Research paper by Lea R LR Dougherty, Sarah L SL Blankenship, Philip A PA Spechler, Srikanth S Padmala, Luiz L Pessoa

Indexed on: 23 Dec '15Published on: 23 Dec '15Published in: Journal of Psychopathology and Behavioral Assessment



Abstract

Although neuroimaging studies in adults demonstrate that cognitive reappraisal effectively down-regulates negative affect and results in increased prefrontal and decreased amygdala activity, very limited empirical data exist on the neural basis of cognitive reappraisal in children. This study aimed to pilot test a developmentally-appropriate guided cognitive reappraisal task in order to examine the effects of cognitive reappraisal on children's self-reports of affect and brain responses. Study 1 (N =19, 4-10 years-old) found that children successfully employed guided cognitive reappraisal to decrease subjective ratings of negative affect, supporting the effectiveness of the guided cognitive reappraisal task.
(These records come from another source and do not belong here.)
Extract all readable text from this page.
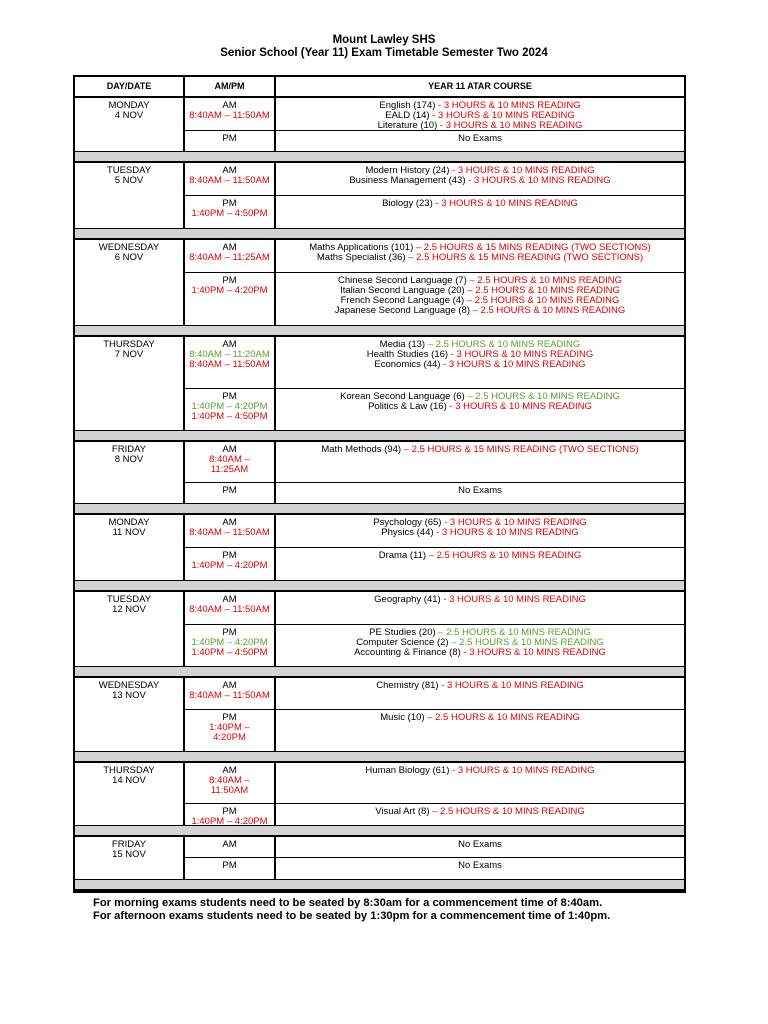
Mount Lawley SHS
Senior School (Year 11) Exam Timetable Semester Two 2024
DAY/DATE	AM/PM	YEAR 11 ATAR COURSE
MONDAY
4 NOV
AM
8:40AM – 11:50AM
PM
English (174) - 3 HOURS & 10 MINS READING
EALD (14) - 3 HOURS & 10 MINS READING
Literature (10) - 3 HOURS & 10 MINS READING
No Exams
TUESDAY
5 NOV
AM
8:40AM – 11:50AM
PM
1:40PM – 4:50PM
Modern History (24) - 3 HOURS & 10 MINS READING
Business Management (43) - 3 HOURS & 10 MINS READING
Biology (23) - 3 HOURS & 10 MINS READING
WEDNESDAY
6 NOV
AM
8:40AM – 11:25AM
PM
1:40PM – 4:20PM
Maths Applications (101) – 2.5 HOURS & 15 MINS READING (TWO SECTIONS)
Maths Specialist (36) – 2.5 HOURS & 15 MINS READING (TWO SECTIONS)
Chinese Second Language (7) – 2.5 HOURS & 10 MINS READING
Italian Second Language (20) – 2.5 HOURS & 10 MINS READING
French Second Language (4) – 2.5 HOURS & 10 MINS READING
Japanese Second Language (8) – 2.5 HOURS & 10 MINS READING
THURSDAY
7 NOV
AM
8:40AM – 11:20AM
8:40AM – 11:50AM
PM
1:40PM – 4:20PM
1:40PM – 4:50PM
Media (13) – 2.5 HOURS & 10 MINS READING
Health Studies (16) - 3 HOURS & 10 MINS READING
Economics (44) - 3 HOURS & 10 MINS READING
Korean Second Language (6) – 2.5 HOURS & 10 MINS READING
Politics & Law (16) - 3 HOURS & 10 MINS READING
FRIDAY
8 NOV
AM
8:40AM –
11:25AM
PM
Math Methods (94) – 2.5 HOURS & 15 MINS READING (TWO SECTIONS)
No Exams
MONDAY
11 NOV
AM
8:40AM – 11:50AM
PM
1:40PM – 4:20PM
Psychology (65) - 3 HOURS & 10 MINS READING
Physics (44) - 3 HOURS & 10 MINS READING
Drama (11) – 2.5 HOURS & 10 MINS READING
TUESDAY
12 NOV
AM
8:40AM – 11:50AM
PM
1:40PM – 4:20PM
1:40PM – 4:50PM
Geography (41) - 3 HOURS & 10 MINS READING
PE Studies (20) – 2.5 HOURS & 10 MINS READING
Computer Science (2) – 2.5 HOURS & 10 MINS READING
Accounting & Finance (8) - 3 HOURS & 10 MINS READING
WEDNESDAY
13 NOV
AM
8:40AM – 11:50AM
PM
1:40PM –
4:20PM
Chemistry (81) - 3 HOURS & 10 MINS READING
Music (10) – 2.5 HOURS & 10 MINS READING
THURSDAY
14 NOV
AM
8:40AM –
11:50AM
PM
1:40PM – 4:20PM
Human Biology (61) - 3 HOURS & 10 MINS READING
Visual Art (8) – 2.5 HOURS & 10 MINS READING
FRIDAY
15 NOV
AM
PM
No Exams
No Exams
For morning exams students need to be seated by 8:30am for a commencement time of 8:40am.
For afternoon exams students need to be seated by 1:30pm for a commencement time of 1:40pm.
Study 2 (N =15, ages 6-10 years-old) investigated the neural responses to guided cognitive reappraisal and found that the neural responses showed increased activation in the amygdala and ventromedial prefrontal cortex during the cognitive reappraisal condition compared to the no regulation condition. In addition, amygdala activity was positively correlated with ventromedial prefrontal cortex activation during cognitive reappraisal. Findings suggest that the neural networks supporting cognitive reappraisal in children involve similar brain regions but brain responses deviate from findings in adults. Our findings suggest that the neural networks supporting emotion regulation are still developing during middle childhood, and future research is necessary to delineate age-related development of the neural network involved in cognitive reappraisal.